Rozerode kop en lijf (dood kleuren ze oranje), bruinrode streep van oog tot staart, 3 gele lengtestrepen
Gemiddeld 25. Max. 40 cm (en 1 kg)
EN: striped red mullet
DE: Streifenbarbe
Mul of Zeebarbeel, vaak onjuist rode mul genoemd, leeft tot 100 meter diepte vlak boven zowel zandige, modderige als rotsige zeebodem. Meestal begeven ze zich tussen 5 en 60 meter diepte. Hij voedt zich met bodemorganismen (amphipoden/vlokkreeften, garnalen, borstelwormen, weekdieren) en kleine visjes.
De mul beschikt over 2 opvallende baarddraden, die hem helpen bij het foerageren. De ogen zitten hoog in de kop en het voorhoofd loopt steil af.
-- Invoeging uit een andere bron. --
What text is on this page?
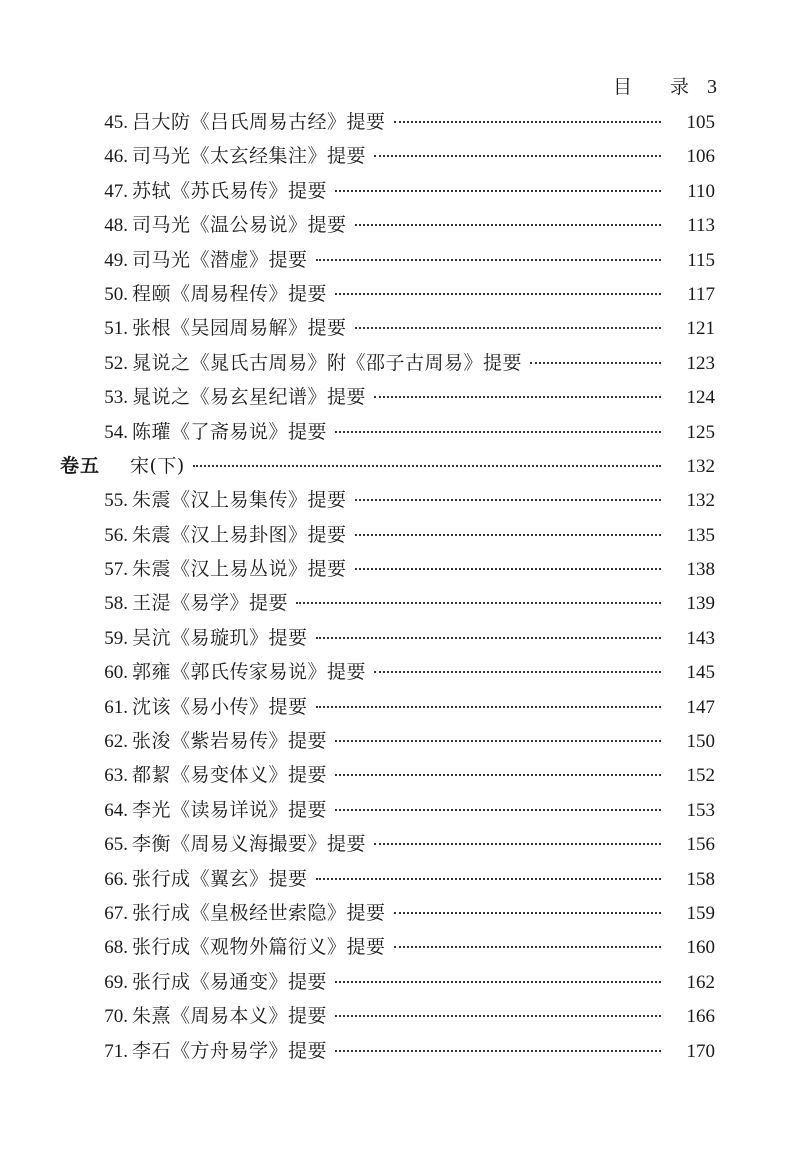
目 录 3
45. 吕大防《吕氏周易古经》提要	105
46. 司马光《太玄经集注》提要	106
47. 苏轼《苏氏易传》提要	110
48. 司马光《温公易说》提要	113
49. 司马光《潜虚》提要	115
50. 程颐《周易程传》提要	117
51. 张根《吴园周易解》提要	121
52. 晁说之《晁氏古周易》附《邵子古周易》提要	123
53. 晁说之《易玄星纪谱》提要	124
54. 陈瓘《了斋易说》提要	125
卷五	宋(下)	132
55. 朱震《汉上易集传》提要	132
56. 朱震《汉上易卦图》提要	135
57. 朱震《汉上易丛说》提要	138
58. 王湜《易学》提要	139
59. 吴沆《易璇玑》提要	143
60. 郭雍《郭氏传家易说》提要	145
61. 沈该《易小传》提要	147
62. 张浚《紫岩易传》提要	150
63. 都絜《易变体义》提要	152
64. 李光《读易详说》提要	153
65. 李衡《周易义海撮要》提要	156
66. 张行成《翼玄》提要	158
67. 张行成《皇极经世索隐》提要	159
68. 张行成《观物外篇衍义》提要	160
69. 张行成《易通变》提要	162
70. 朱熹《周易本义》提要	166
71. 李石《方舟易学》提要	170
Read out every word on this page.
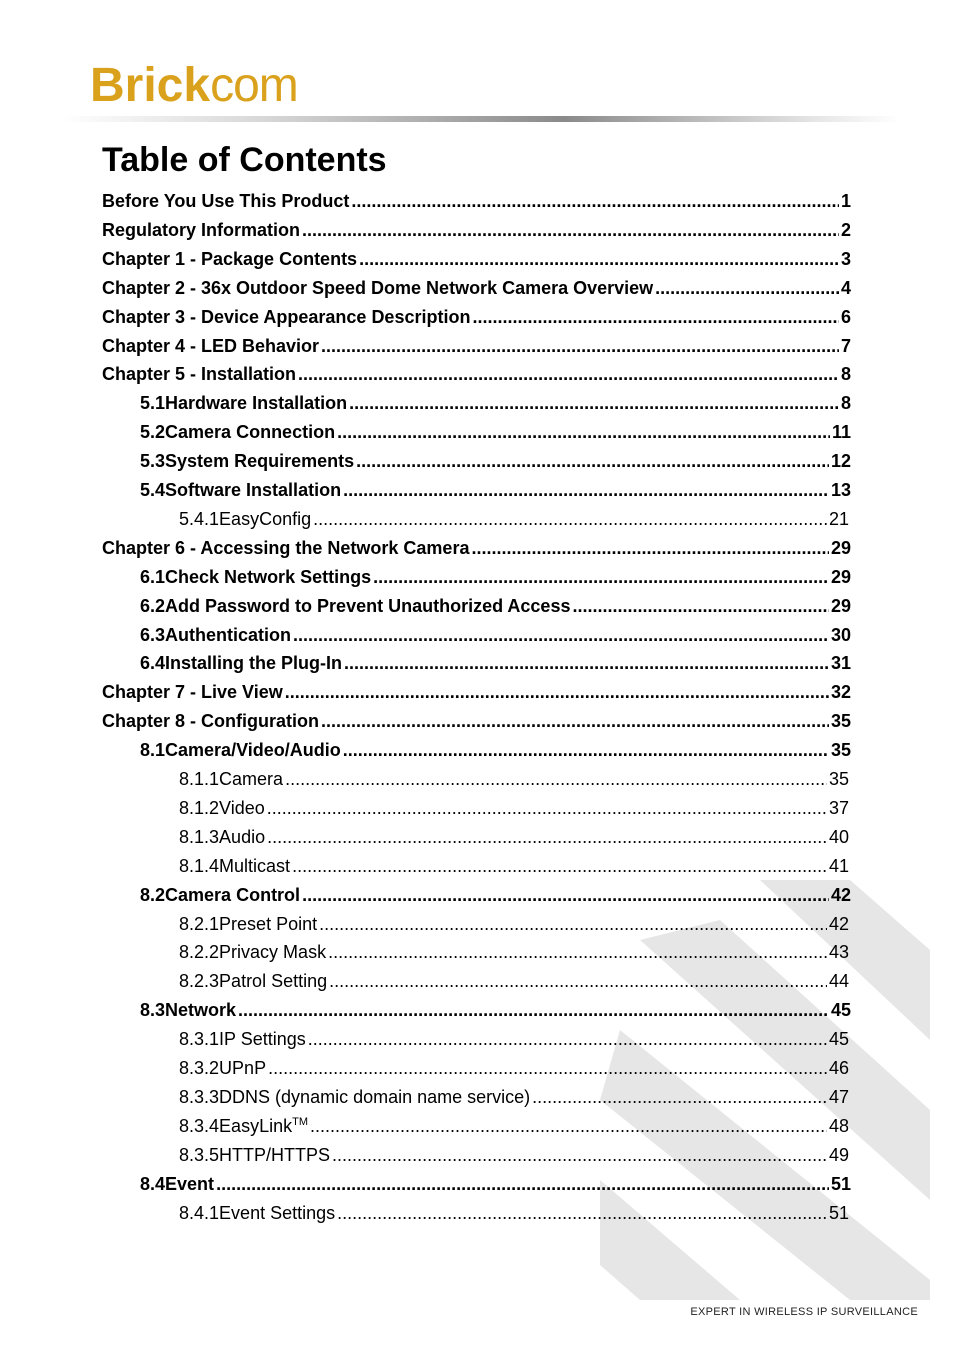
Brickcom
Table of Contents
Before You Use This Product .....	1
Regulatory Information .....	2
Chapter 1 - Package Contents .....	3
Chapter 2 - 36x Outdoor Speed Dome Network Camera Overview .....	4
Chapter 3 - Device Appearance Description .....	6
Chapter 4 - LED Behavior .....	7
Chapter 5 - Installation .....	8
5.1 Hardware Installation .....	8
5.2 Camera Connection .....	11
5.3 System Requirements .....	12
5.4 Software Installation .....	13
5.4.1 EasyConfig .....	21
Chapter 6 - Accessing the Network Camera .....	29
6.1 Check Network Settings .....	29
6.2 Add Password to Prevent Unauthorized Access .....	29
6.3 Authentication .....	30
6.4 Installing the Plug-In .....	31
Chapter 7 - Live View .....	32
Chapter 8 - Configuration .....	35
8.1 Camera/Video/Audio .....	35
8.1.1 Camera .....	35
8.1.2 Video .....	37
8.1.3 Audio .....	40
8.1.4 Multicast .....	41
8.2 Camera Control .....	42
8.2.1 Preset Point .....	42
8.2.2 Privacy Mask .....	43
8.2.3 Patrol Setting .....	44
8.3 Network .....	45
8.3.1 IP Settings .....	45
8.3.2 UPnP .....	46
8.3.3 DDNS (dynamic domain name service) .....	47
8.3.4 EasyLink™ .....	48
8.3.5 HTTP/HTTPS .....	49
8.4 Event .....	51
8.4.1 Event Settings .....	51
EXPERT IN WIRELESS IP SURVEILLANCE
Deze ‘koning van de poon’ (geen familie) houdt doorgaans van minder koud water en is enorm populair op de menukaarten in het Middellandse Zeegebied, maar is met de opwarming van de zee steeds vaker in onze eigen Noordzee te vinden. In de tijd van de Romeinen werd mul al beschouwt als een kostbare delicatesse.
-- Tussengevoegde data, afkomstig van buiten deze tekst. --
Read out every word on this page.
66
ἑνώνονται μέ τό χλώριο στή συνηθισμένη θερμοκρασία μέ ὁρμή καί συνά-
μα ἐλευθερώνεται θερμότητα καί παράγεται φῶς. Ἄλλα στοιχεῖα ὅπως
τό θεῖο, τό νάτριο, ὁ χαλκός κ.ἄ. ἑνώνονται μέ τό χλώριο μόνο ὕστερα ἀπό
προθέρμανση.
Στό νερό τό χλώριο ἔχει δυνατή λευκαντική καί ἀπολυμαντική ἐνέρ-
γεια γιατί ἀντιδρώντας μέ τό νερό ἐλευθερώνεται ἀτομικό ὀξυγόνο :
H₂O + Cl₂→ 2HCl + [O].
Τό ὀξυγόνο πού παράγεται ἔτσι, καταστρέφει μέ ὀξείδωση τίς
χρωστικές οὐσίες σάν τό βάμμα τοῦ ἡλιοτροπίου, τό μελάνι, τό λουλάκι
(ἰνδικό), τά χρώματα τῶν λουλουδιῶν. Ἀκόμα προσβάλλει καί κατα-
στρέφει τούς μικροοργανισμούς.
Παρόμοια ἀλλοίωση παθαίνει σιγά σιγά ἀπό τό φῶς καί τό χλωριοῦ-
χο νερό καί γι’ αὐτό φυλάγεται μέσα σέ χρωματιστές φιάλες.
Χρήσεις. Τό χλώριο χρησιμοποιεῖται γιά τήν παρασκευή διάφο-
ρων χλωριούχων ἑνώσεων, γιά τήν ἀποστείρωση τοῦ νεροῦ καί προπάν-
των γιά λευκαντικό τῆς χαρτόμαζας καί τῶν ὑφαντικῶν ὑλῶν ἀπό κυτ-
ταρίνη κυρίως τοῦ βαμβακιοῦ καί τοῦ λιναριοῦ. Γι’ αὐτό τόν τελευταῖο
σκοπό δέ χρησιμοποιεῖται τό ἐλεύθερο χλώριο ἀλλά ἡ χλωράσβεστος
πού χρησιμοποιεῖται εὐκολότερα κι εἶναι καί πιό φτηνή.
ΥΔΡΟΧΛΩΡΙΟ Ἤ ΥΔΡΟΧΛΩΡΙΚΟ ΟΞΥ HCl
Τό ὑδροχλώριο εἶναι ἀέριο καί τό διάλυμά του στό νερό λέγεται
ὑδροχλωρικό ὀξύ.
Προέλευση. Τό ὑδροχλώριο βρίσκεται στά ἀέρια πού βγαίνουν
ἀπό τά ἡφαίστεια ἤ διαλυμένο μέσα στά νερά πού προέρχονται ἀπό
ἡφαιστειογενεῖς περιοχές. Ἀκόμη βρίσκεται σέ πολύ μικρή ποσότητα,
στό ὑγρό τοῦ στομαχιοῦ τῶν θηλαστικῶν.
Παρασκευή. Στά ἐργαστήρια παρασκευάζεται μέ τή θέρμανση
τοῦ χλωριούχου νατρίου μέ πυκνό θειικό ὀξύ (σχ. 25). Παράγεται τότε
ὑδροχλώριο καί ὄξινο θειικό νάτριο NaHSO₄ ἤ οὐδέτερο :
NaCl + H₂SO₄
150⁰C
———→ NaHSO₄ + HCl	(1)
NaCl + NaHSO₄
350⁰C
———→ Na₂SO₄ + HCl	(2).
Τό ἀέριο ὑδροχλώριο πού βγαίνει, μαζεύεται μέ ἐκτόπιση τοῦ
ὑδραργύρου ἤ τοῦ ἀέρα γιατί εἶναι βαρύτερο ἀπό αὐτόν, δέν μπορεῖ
Mul is in principe het hele jaar verkrijgbaar, maar van januari tot mei, de aanloop van de kuitperiode (mei tot juni/juli), wordt hij magerder. Vanaf juli tot en met december is de mul op zijn best.
Mul is een matigvette vis (4,8% vet) en heeft vast en smeuïg vlees, dat als zeer smakelijk wordt beschouwd. Je kan hem op veel manieren bereiden: bakken, stoven, grillen, pocheren, frituren.
Mul wordt vaak beschouwt als een zomervis, ideaal voor de barbecue/grill. Heel wordt hij ook ongegut (d.w.z. met ingewanden) bereid, daar vooral de lever voor een smaakintensivering zorgt.
Smaakvolle vis combineert geweldig met een zuidelijke touch, zoals een antiboise en ideaal om je vissoep mee te verrijken. Of verpakken in bakpapier met wat olijfolie en Provençaalse kruiden en zet hem in de oven. Mul doet het ook goed op de barbecue of heerlijk bakken in de pan bedekt met Pata Negra of Serranoham.